Pictures: Drawing and Visual Thinking
Drawing is one aspect of nature journaling, that is used along with writing (ABC) and measuring (123). Visual thinking and communication strategies, such as observational drawing, drawing from memory or imagination, making structural diagrams that emphasize parts or construction of an object, creating mental models, making maps and cross-sections, and creating quick sketches, are skills that improve with training and practice.
Drawing improves observational skills. Any observation not specifically described in writing is lost, but in a sketch, many observations are unintentionally recorded in the course of drawing.
Although both writing and drawing improve memory, drawing is a more effective memory hook. It does not matter whether the picture looks good or not. The attention required to draw locks a moment into a memory.
Anyone can learn to draw. Drawing is a skill, not a gift. It is learned and the more you practice, the better you get. Using fundamental techniques of drawing accelerates one’s learning. Drawing fundamentals are tools, not rules.
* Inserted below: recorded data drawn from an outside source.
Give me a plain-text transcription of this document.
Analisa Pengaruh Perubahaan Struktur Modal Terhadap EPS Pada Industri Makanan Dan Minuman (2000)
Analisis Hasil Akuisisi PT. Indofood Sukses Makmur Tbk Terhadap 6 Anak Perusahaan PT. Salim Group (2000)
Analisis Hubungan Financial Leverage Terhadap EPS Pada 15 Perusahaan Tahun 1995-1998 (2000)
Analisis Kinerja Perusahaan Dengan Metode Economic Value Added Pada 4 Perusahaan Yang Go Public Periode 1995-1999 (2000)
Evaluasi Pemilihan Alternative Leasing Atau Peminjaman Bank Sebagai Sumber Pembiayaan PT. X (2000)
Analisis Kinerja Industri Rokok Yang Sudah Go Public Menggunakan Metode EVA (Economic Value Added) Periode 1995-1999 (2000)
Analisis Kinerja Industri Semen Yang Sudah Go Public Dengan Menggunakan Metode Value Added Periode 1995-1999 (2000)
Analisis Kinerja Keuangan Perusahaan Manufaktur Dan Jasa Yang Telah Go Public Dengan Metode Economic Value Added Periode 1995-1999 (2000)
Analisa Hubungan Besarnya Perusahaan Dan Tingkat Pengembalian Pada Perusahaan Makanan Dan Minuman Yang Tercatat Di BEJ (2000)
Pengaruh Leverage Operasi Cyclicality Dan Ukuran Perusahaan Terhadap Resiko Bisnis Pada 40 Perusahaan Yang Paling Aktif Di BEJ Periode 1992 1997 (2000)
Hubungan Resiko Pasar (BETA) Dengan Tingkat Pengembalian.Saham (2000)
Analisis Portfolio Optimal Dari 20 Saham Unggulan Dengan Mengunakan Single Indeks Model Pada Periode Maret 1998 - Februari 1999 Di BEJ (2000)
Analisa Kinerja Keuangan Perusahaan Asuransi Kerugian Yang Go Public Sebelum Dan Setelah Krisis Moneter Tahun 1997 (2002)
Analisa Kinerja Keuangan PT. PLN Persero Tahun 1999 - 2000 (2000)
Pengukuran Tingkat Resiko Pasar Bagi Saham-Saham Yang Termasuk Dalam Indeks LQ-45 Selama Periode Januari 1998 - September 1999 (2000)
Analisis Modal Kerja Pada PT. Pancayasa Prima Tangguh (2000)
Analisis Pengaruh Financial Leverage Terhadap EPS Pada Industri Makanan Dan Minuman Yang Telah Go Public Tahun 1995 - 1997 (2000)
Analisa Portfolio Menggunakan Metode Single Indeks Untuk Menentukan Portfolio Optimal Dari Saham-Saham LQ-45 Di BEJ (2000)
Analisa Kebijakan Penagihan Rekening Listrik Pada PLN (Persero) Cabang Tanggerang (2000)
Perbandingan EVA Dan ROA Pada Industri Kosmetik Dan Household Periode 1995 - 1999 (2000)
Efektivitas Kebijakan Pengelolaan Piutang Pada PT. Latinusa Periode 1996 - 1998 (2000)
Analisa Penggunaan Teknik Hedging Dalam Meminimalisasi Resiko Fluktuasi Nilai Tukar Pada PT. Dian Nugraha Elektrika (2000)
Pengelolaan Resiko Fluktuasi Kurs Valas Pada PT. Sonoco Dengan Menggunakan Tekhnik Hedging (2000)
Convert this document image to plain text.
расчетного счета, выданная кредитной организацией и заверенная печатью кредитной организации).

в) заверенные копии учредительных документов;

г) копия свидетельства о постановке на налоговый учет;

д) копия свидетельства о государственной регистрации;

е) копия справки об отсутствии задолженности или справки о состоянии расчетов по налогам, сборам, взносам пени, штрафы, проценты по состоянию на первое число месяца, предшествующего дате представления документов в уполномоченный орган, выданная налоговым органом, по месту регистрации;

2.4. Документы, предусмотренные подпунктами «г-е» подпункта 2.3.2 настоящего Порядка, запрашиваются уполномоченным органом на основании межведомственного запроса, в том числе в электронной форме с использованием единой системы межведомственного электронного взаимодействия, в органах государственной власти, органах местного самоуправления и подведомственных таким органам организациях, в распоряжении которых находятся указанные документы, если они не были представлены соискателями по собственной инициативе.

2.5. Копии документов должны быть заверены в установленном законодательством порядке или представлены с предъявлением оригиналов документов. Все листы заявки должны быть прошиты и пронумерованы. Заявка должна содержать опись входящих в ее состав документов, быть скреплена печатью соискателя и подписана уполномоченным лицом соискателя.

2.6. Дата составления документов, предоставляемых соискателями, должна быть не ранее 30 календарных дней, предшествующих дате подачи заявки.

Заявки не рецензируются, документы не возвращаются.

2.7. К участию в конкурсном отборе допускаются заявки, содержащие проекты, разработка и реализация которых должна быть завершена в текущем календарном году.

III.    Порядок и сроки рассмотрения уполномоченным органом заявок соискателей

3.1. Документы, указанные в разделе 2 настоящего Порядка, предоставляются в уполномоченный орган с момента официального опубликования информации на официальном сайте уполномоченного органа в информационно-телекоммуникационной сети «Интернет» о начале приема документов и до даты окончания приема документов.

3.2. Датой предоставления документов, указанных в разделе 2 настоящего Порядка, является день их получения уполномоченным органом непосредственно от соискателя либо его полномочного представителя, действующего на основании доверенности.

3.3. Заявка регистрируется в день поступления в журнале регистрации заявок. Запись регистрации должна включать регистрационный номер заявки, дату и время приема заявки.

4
Lessons 1 - Observational Drawing
This lesson provides a 10-step approach that will help students draw confidently and efficiently in the field and avoid becoming overwhelmed or intimidated. Having a system for approaching a drawing helps students jump in fearlessly and will preempt many struggles they might come up against. This is particularly important in the field, where drawing time is limited. Study and experiment with this workflow. Teach it to your students, then help them modify it to fit their individual styles.
Basic Drawing Exercises
All seven exercises are presented together. Each exercise is subsequently presented individually. Each one builds on the previous one, so we recommend they are presented in the order in which they are listed and that all lessons are presented. The exercises are:
1: Building Eye-Hand Coordination
2: Drawing Geometrical Patterns
3: Finger Tracing and Air Drawing
4: Learning to Draw Lightly
5: Contour Drawing
6: Learning to Use Negative Shapes
7: Gesture Drawing
Drawing Exercise 1: Building Eye-Hand Coordination
In Drawing Exercise 1, students make straight lines, drawing from the shoulder, and parallel sets of elbow, wrist, and finger arcs. With this training students will be able to draw straight lines, smooth curves and sets of parallel lines, which are great for plant stems.
Exercise 3: Finger Tracing and Air Drawing
In Drawing Exercise 3, students use their fingers to trace the contour of an object and practice noticing angles and changes in contours. The goal is to draw the shape that is in front of you, not the one in your imagination.
Exercise 4: Learning to Draw Lightly
In Drawing Exercise 4 we encourage students to loosen up and draw as lightly as possible. Learning to draw lightly is a skill that can develop with practice. Drawing lightly is essential to observational drawing.
Exercise 5: Contour Drawing
In Drawing Exercise 5 we focus on using contour drawing as a way to train yourself to look at drawing subjects accurately. We practice both blind and modified contour drawing in this lesson.
Exercise 6: Learning to Use Negative Shapes
In Exercise 6 we focus on using negative shapes to help develop a drawing with accurate proportions. If your negative space does not fit, it's an indication that something is off with your proportions. Using negative space is one of the most powerful but underused tricks in the artist's tool kit.
Exercise 7: Gesture Drawing
Drawing Exercise 7: In this exercise, our focus is on gesture drawing. We draw an initial shape. Without erasing, we draw over the initial outline, correcting some of the imperfections with continued light lines, overlapping five or more times.